Alexa and I were standing behind a guy at Sheetz last week - he, no lie, was buying the Hagerstown Trifecta: Playboy, Wonder Bread and a lottery ticket - and I would wager that he had about as much health insurance as I have nanotechnology labs.
But I thought, if he and a million more like him stopped buying those lottery tickets, the state would go broke in 30 minutes. Lawmakers would be on health reform like wrinkles on granny.
'Course, people aren't that organized. They would all depend on everyone else not to buy lottery tickets and the effort would go nowhere.
Besides, everyone is getting hung up on health care, when obviously there are more crucial issues that the General Assembly needs to address.
Under the headline Friday "County, city submit their wish lists to delegation," is - again, no lie - the following request:
"Authority to regulate weeds above a certain height."
I'm not entirely sure I get that. Haven't our local governments ever heard of a string trimmer?
Regulate weeds? Good luck. If I've learned anything in covering Annapolis, it's that there are two things you can't legislate: morality and crabgrass.
Not that there are more important issues out there for lawmakers to be addressing - I mean, in real day-to-day life, I'm probably more concerned about how to get rid of the thistle than I am about tort reform. I'm just curious how they would go about it.
Will I be able to call the sheriff and get an arrest on one count of being a dandelion? More likely they would arrest me for multiple counts of aiding and abetting a dandelion.

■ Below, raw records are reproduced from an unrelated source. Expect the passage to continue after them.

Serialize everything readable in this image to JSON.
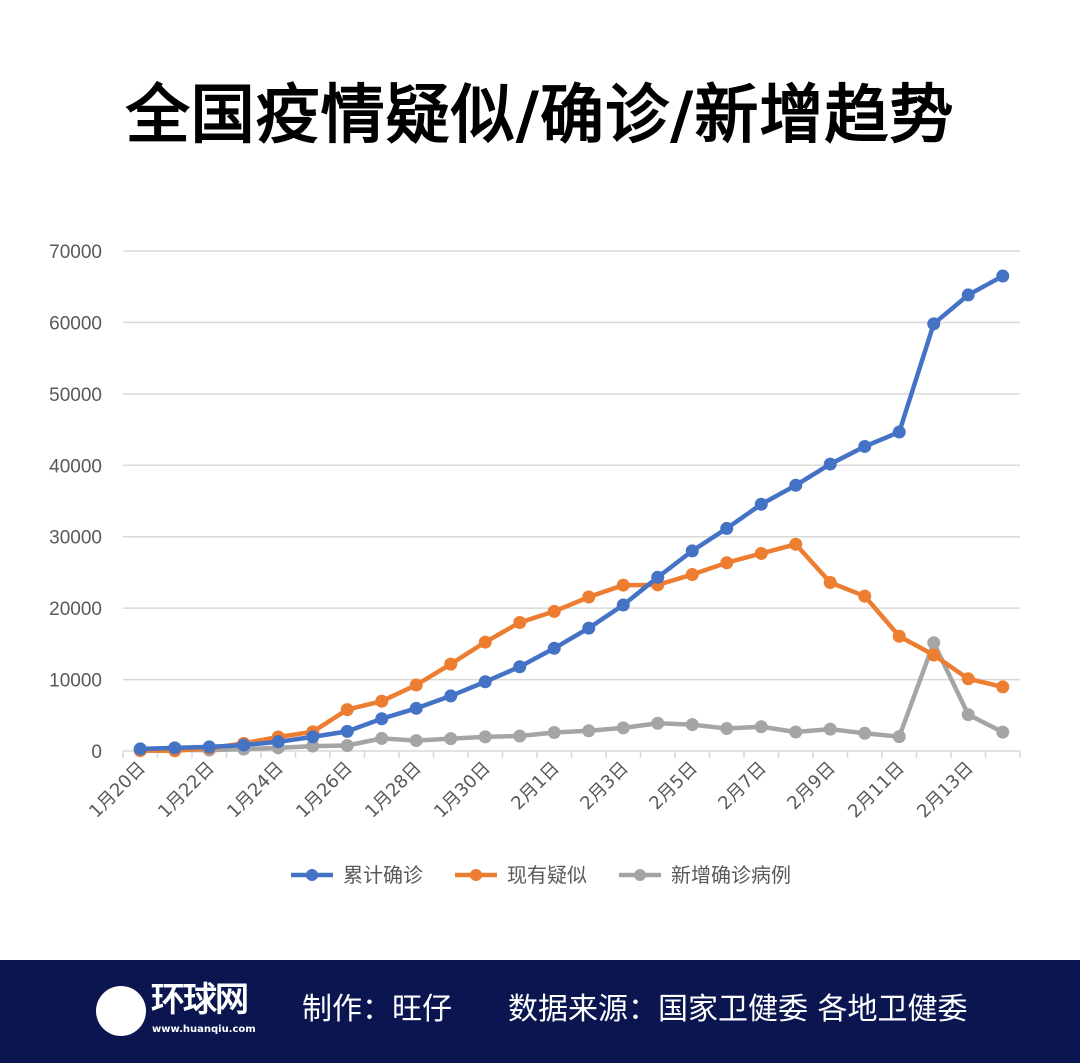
{
  "title": "全国疫情疑似/确诊/新增趋势",
  "chart_data": {
    "type": "line",
    "title": "",
    "xlabel": "",
    "ylabel": "",
    "ylim": [
      0,
      70000
    ],
    "yticks": [
      "0",
      "10000",
      "20000",
      "30000",
      "40000",
      "50000",
      "60000",
      "70000"
    ],
    "grid": true,
    "legend_position": "bottom",
    "x": [
      "1月20日",
      "1月21日",
      "1月22日",
      "1月23日",
      "1月24日",
      "1月25日",
      "1月26日",
      "1月27日",
      "1月28日",
      "1月29日",
      "1月30日",
      "1月31日",
      "2月1日",
      "2月2日",
      "2月3日",
      "2月4日",
      "2月5日",
      "2月6日",
      "2月7日",
      "2月8日",
      "2月9日",
      "2月10日",
      "2月11日",
      "2月12日",
      "2月13日",
      "2月14日"
    ],
    "xtick_labels": [
      "1月20日",
      "1月22日",
      "1月24日",
      "1月26日",
      "1月28日",
      "1月30日",
      "2月1日",
      "2月3日",
      "2月5日",
      "2月7日",
      "2月9日",
      "2月11日",
      "2月13日"
    ],
    "series": [
      {
        "name": "累计确诊",
        "color": "#4472c4",
        "values": [
          291,
          440,
          571,
          830,
          1287,
          1975,
          2744,
          4515,
          5974,
          7711,
          9692,
          11791,
          14380,
          17205,
          20438,
          24324,
          28018,
          31161,
          34546,
          37198,
          40171,
          42638,
          44653,
          59804,
          63851,
          66492
        ]
      },
      {
        "name": "现有疑似",
        "color": "#ed7d31",
        "values": [
          54,
          37,
          393,
          1072,
          1965,
          2684,
          5794,
          6973,
          9239,
          12167,
          15238,
          17988,
          19544,
          21558,
          23214,
          23260,
          24702,
          26359,
          27657,
          28942,
          23589,
          21675,
          16067,
          13435,
          10109,
          8969
        ]
      },
      {
        "name": "新增确诊病例",
        "color": "#a5a5a5",
        "values": [
          77,
          149,
          131,
          259,
          444,
          688,
          769,
          1771,
          1459,
          1737,
          1982,
          2102,
          2590,
          2829,
          3235,
          3887,
          3694,
          3143,
          3399,
          2656,
          3062,
          2478,
          2015,
          15152,
          5090,
          2641
        ]
      }
    ]
  },
  "footer": {
    "logo_text": "环球网",
    "logo_url": "www.huanqiu.com",
    "credit": "制作：旺仔",
    "source": "数据来源：国家卫健委 各地卫健委"
  }
}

The way I read the story, the government would be able to put a lien against your home if they have to send someone out to mow the grass. As long as they don't get carried away, that's fine.
You don't want to live next door to a property that looks like the riverbank in "Apocalypse Now." I just don't want to get busted because I forgot to do my "edging." I mean, we all saw what happened to that 87-year-old woman last winter. If the city charged $233 to shovel her walk, imagine their markup on a bag of Turf Builder Plus.
This is assuming it makes it into law in the first place. I'm sure you will see all sorts of weed lobbyists advancing their pro-weed agendas, not to mention the formation of WeedPac making all sorts of campaign contributions to keep anti-"right to bear weeds" legislation off the books.
Weeds will be flying lawmakers to Jamaica on all-expenses-paid "fact-finding missions" and when they return all the weed bills will mysteriously die in committee.
Then the weeds will go too far and begin organizing weed unions and tax-exempt weed LLCs rife with scandal and kickbacks and Marylanders will demand action.
Which, of course, lawmakers will have to address in a special session.
Tim Rowland is a Herald-Mail columnist.